7.) Chester Taylor - Chester the End Zone molester.

8.) Willis McGahee - Hee hee, don't tell anyone!

9.) LaDainian Tomlinson - His late-season drop off last year screwed many a fantasy season. Beware.

10.) Wali Lundy - This Texans rookie could put an end to this Domanick Davis silliness.

 

WIDE RECEIVERS

 

1.) Lee Evans - With Moulds gone, Evans is pure money.

2.) Troy Williamson - Koren Drunkagain is in trouble, so now it's the Troy show.

3.) Steve Smith - I've never liked this guy, but I suppose he belongs in the Top 5.

4.) Reggie Wayne - John Wayne would be proud.

5.) Torry Holt - The Torry Story goes on.

6.) Chad Johnson - Bad Chad keeps putting his money where his piehole is.

7.) Matt Jones - Jonesing to fill Jimmy's shoes.

8.) Nate Burleson - Don't wait on Nate.

9.) Andre Johnson - Carr's breakout season will put some sparkle into Andre's game.

10.) Larry Fitzgerald - A bargain at No. 10 here.

 

 

Second list:

 

QUARTERBACKS

 

1.) Peyton Manning - The old "man" in this family.

2.) Carson Palmer - Transplanted nutria tendon won't affect Kit Carson's game at all, fellas!

3.) Eli Manning - Could be among the best.

4.) Tom Brady - Here's the story, of a lovely lady ...

5.) Matt Hasselback - Welcome to Planet Matt.

6.) Jake Delhomme - Has the potential to be a Top 5 QB.

7.) Ben Roethlesberger - Him and his bionic face have something to prove

8.) J. Losman - Lose the hose will blast his receivers with touchdowns.

9.) Drew Brees - Breeze right into the stat book, baby ...

10.) Phillip Rivers - Don't be a dumbass and sleep on this guy. He's a rising star.

 

RUNNING BACKS

 

1.) Frank Gore - Even the matadors are peeing their britches.

2.) Shaun Alexander - Annual No. 2 pick, as always.

3.) Larry Johnson - Electric Larryland in KC, baby!

4.) L. Tomlinson - A damn good running back.

5.) Steven Jackson - This guy is a horse. A safe No. 5 pick.

6.) Clinton Portis - He seems to be excited about what's going on with his team.

7.) Chester Taylor - Chester the End Zone molester.

8.) Willis McGahee - Hee hee, don't tell anyone!

9.) Willie Parker - Willie make it? YES HE WILL!!!

10.) Rudi Johnson - Not the biggest Johnson on the board.

 

WIDE RECEIVERS

 

1.) Marvin Harrison - He be STARVIN' for more TDs this year.

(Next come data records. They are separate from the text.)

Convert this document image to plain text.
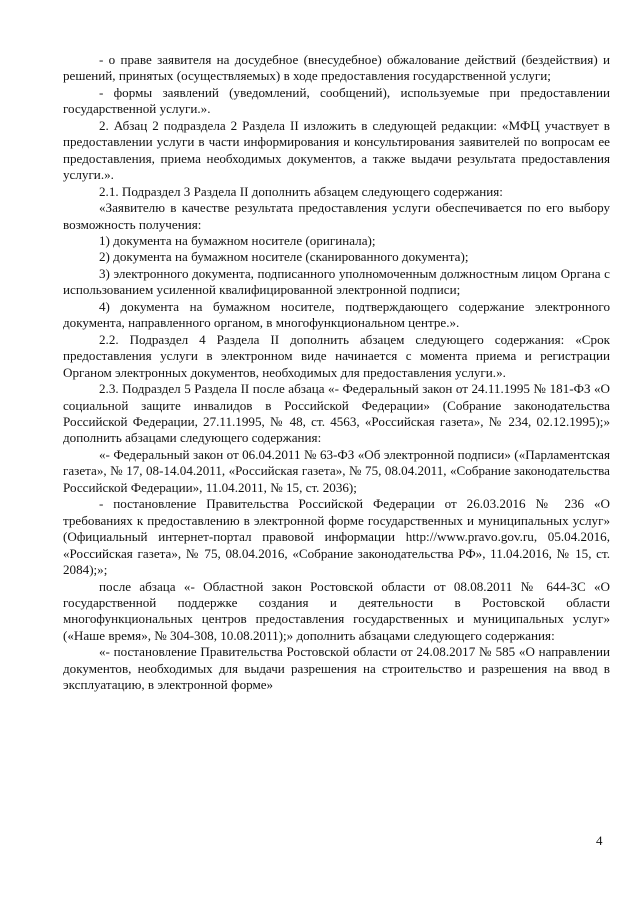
- о праве заявителя на досудебное (внесудебное) обжалование действий (бездействия) и решений, принятых (осуществляемых) в ходе предоставления государственной услуги;

- формы заявлений (уведомлений, сообщений), используемые при предоставлении государственной услуги.».

2. Абзац 2 подраздела 2 Раздела II изложить в следующей редакции: «МФЦ участвует в предоставлении услуги в части информирования и консультирования заявителей по вопросам ее предоставления, приема необходимых документов, а также выдачи результата предоставления услуги.».

2.1. Подраздел 3 Раздела II дополнить абзацем следующего содержания:

«Заявителю в качестве результата предоставления услуги обеспечивается по его выбору возможность получения:

1) документа на бумажном носителе (оригинала);

2) документа на бумажном носителе (сканированного документа);

3) электронного документа, подписанного уполномоченным должностным лицом Органа с использованием усиленной квалифицированной электронной подписи;

4) документа на бумажном носителе, подтверждающего содержание электронного документа, направленного органом, в многофункциональном центре.».

2.2. Подраздел 4 Раздела II дополнить абзацем следующего содержания: «Срок предоставления услуги в электронном виде начинается с момента приема и регистрации Органом электронных документов, необходимых для предоставления услуги.».

2.3. Подраздел 5 Раздела II после абзаца «- Федеральный закон от 24.11.1995 № 181-ФЗ «О социальной защите инвалидов в Российской Федерации» (Собрание законодательства Российской Федерации, 27.11.1995, № 48, ст. 4563, «Российская газета», № 234, 02.12.1995);» дополнить абзацами следующего содержания:

«- Федеральный закон от 06.04.2011 № 63-ФЗ «Об электронной подписи» («Парламентская газета», № 17, 08-14.04.2011, «Российская газета», № 75, 08.04.2011, «Собрание законодательства Российской Федерации», 11.04.2011, № 15, ст. 2036);

- постановление Правительства Российской Федерации от 26.03.2016 № 236 «О требованиях к предоставлению в электронной форме государственных и муниципальных услуг» (Официальный интернет-портал правовой информации http://www.pravo.gov.ru, 05.04.2016, «Российская газета», № 75, 08.04.2016, «Собрание законодательства РФ», 11.04.2016, № 15, ст. 2084);»;

после абзаца «- Областной закон Ростовской области от 08.08.2011 № 644-ЗС «О государственной поддержке создания и деятельности в Ростовской области многофункциональных центров предоставления государственных и муниципальных услуг» («Наше время», № 304-308, 10.08.2011);» дополнить абзацами следующего содержания:

«- постановление Правительства Ростовской области от 24.08.2017 № 585 «О направлении документов, необходимых для выдачи разрешения на строительство и разрешения на ввод в эксплуатацию, в электронной форме»

4
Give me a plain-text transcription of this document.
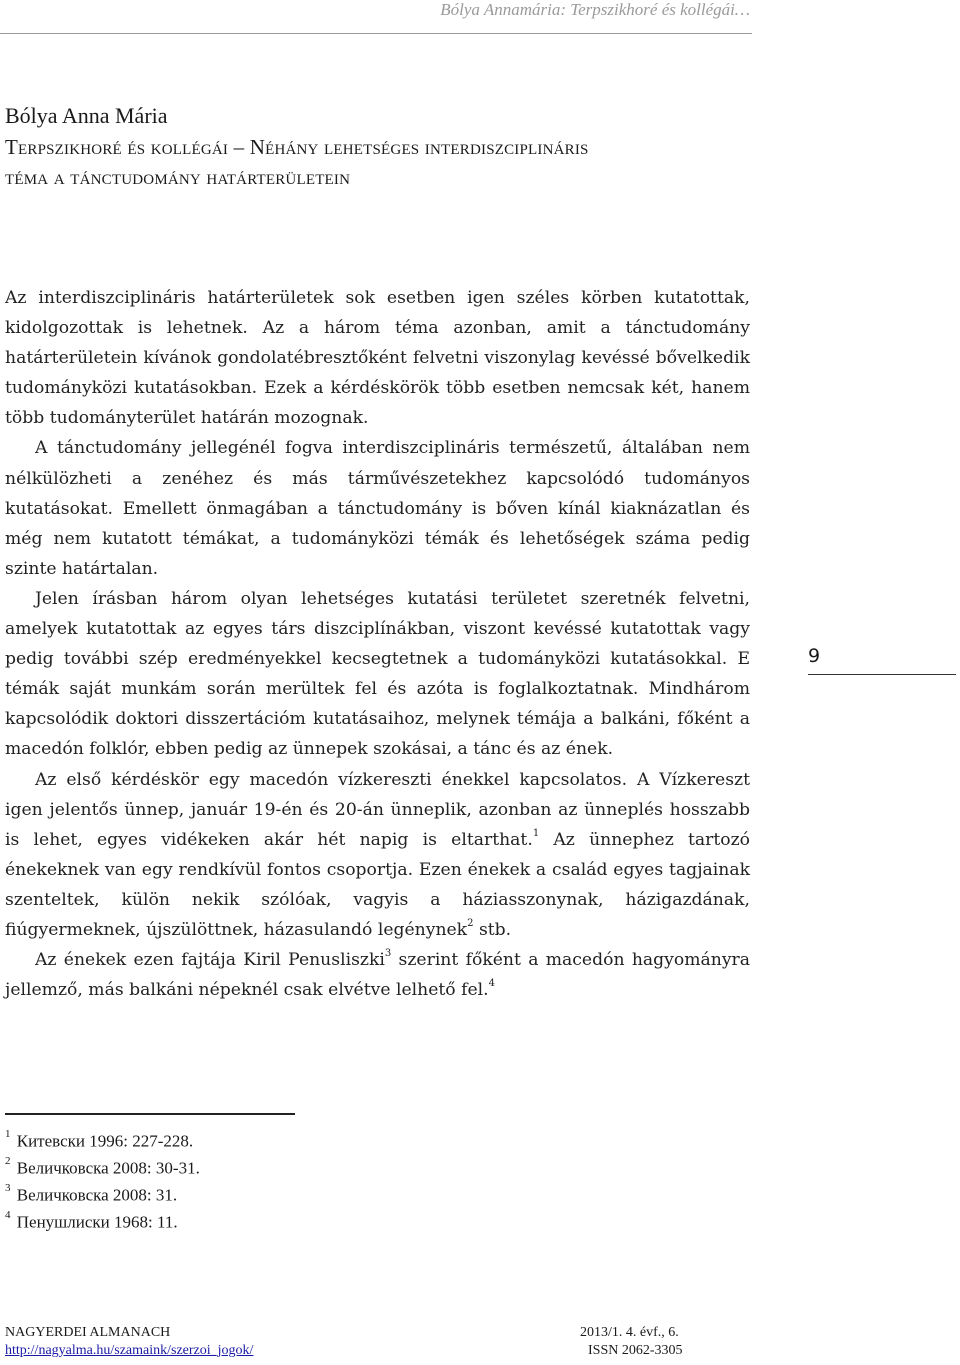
Bólya Annamária: Terpszikhoré és kollégái…
Bólya Anna Mária
Terpszikhoré és kollégái – Néhány lehetséges interdiszciplináris
téma a tánctudomány határterületein

Az interdiszciplináris határterületek sok esetben igen széles körben kutatottak, kidolgozottak is lehetnek. Az a három téma azonban, amit a tánctudomány határterületein kívánok gondolatébresztőként felvetni viszonylag kevéssé bővelkedik tudományközi kutatásokban. Ezek a kérdéskörök több esetben nemcsak két, hanem több tudományterület határán mozognak.

A tánctudomány jellegénél fogva interdiszciplináris természetű, általában nem nélkülözheti a zenéhez és más tárművészetekhez kapcsolódó tudományos kutatásokat. Emellett önmagában a tánctudomány is bőven kínál kiaknázatlan és még nem kutatott témákat, a tudományközi témák és lehetőségek száma pedig szinte határtalan.

Jelen írásban három olyan lehetséges kutatási területet szeretnék felvetni, amelyek kutatottak az egyes társ diszciplínákban, viszont kevéssé kutatottak vagy pedig további szép eredményekkel kecsegtetnek a tudományközi kutatásokkal. E témák saját munkám során merültek fel és azóta is foglalkoztatnak. Mindhárom kapcsolódik doktori disszertációm kutatásaihoz, melynek témája a balkáni, főként a macedón folklór, ebben pedig az ünnepek szokásai, a tánc és az ének.

Az első kérdéskör egy macedón vízkereszti énekkel kapcsolatos. A Vízkereszt igen jelentős ünnep, január 19-én és 20-án ünneplik, azonban az ünneplés hosszabb is lehet, egyes vidékeken akár hét napig is eltarthat.$^1$ Az ünnephez tartozó énekeknek van egy rendkívül fontos csoportja. Ezen énekek a család egyes tagjainak szenteltek, külön nekik szólóak, vagyis a háziasszonynak, házigazdának, fiúgyermeknek, újszülöttnek, házasulandó legénynek$^2$ stb.

Az énekek ezen fajtája Kiril Penusliszki$^3$ szerint főként a macedón hagyományra jellemző, más balkáni népeknél csak elvétve lelhető fel.$^4$

9
$^1$ Китевски 1996: 227-228.
$^2$ Величковска 2008: 30-31.
$^3$ Величковска 2008: 31.
$^4$ Пенушлиски 1968: 11.
NAGYERDEI ALMANACH
http://nagyalma.hu/szamaink/szerzoi_jogok/
2013/1. 4. évf., 6.
ISSN 2062-3305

2.) T. Housemanzotter - Welcome back Zotter!

3.) Donald Driver - Makes Minnie look like a ninnie.

4.) Reggie Wayne - John Wayne would be proud.

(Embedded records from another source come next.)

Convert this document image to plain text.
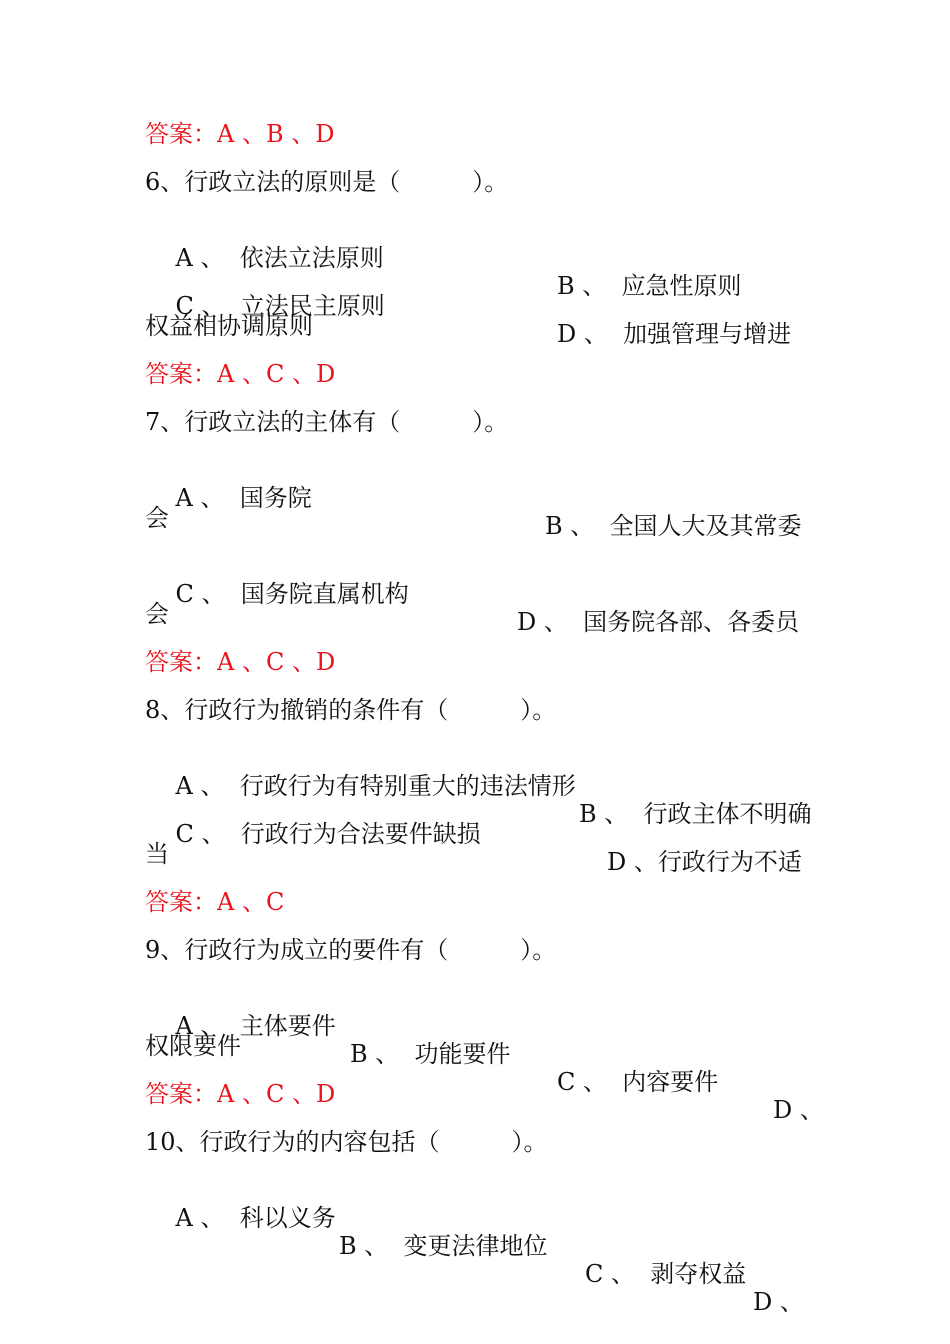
答案：A 、B 、D
6、行政立法的原则是（　　　）。

A 、  依法立法原则

B 、  应急性原则

C 、  立法民主原则

D 、  加强管理与增进

权益相协调原则
答案：A 、C 、D
7、行政立法的主体有（　　　）。

A 、  国务院

B 、  全国人大及其常委

会

C 、  国务院直属机构

D 、  国务院各部、各委员

会
答案：A 、C 、D
8、行政行为撤销的条件有（　　　）。

A 、  行政行为有特别重大的违法情形

B 、  行政主体不明确

C 、  行政行为合法要件缺损

D 、行政行为不适

当
答案：A 、C
9、行政行为成立的要件有（　　　）。

A 、  主体要件

B 、  功能要件

C 、  内容要件

D 、

权限要件
答案：A 、C 、D
10、行政行为的内容包括（　　　）。

A 、  科以义务

B 、  变更法律地位

C 、  剥夺权益

D 、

5.) Torry Holt - The Torry Story goes on.

6.) Chad Johnson - Bad Chad keeps putting his money where his piehole is.

7.) T. Owens - Owens Country Sausage is always good on a Sunday.

8.) Roy Williamson - Roy Williamson's Roast Beef A-Sammich!

9.) Andre Johnson - Carr's breakout season will put some sparkle into Andre's game.

10.) Larry Fitzgerald - A bargain at No. 10 here.

 

 

So have you edited this year's list yet or when does it come out? Is this the final list? Or are you going to hange it midway through the discussion?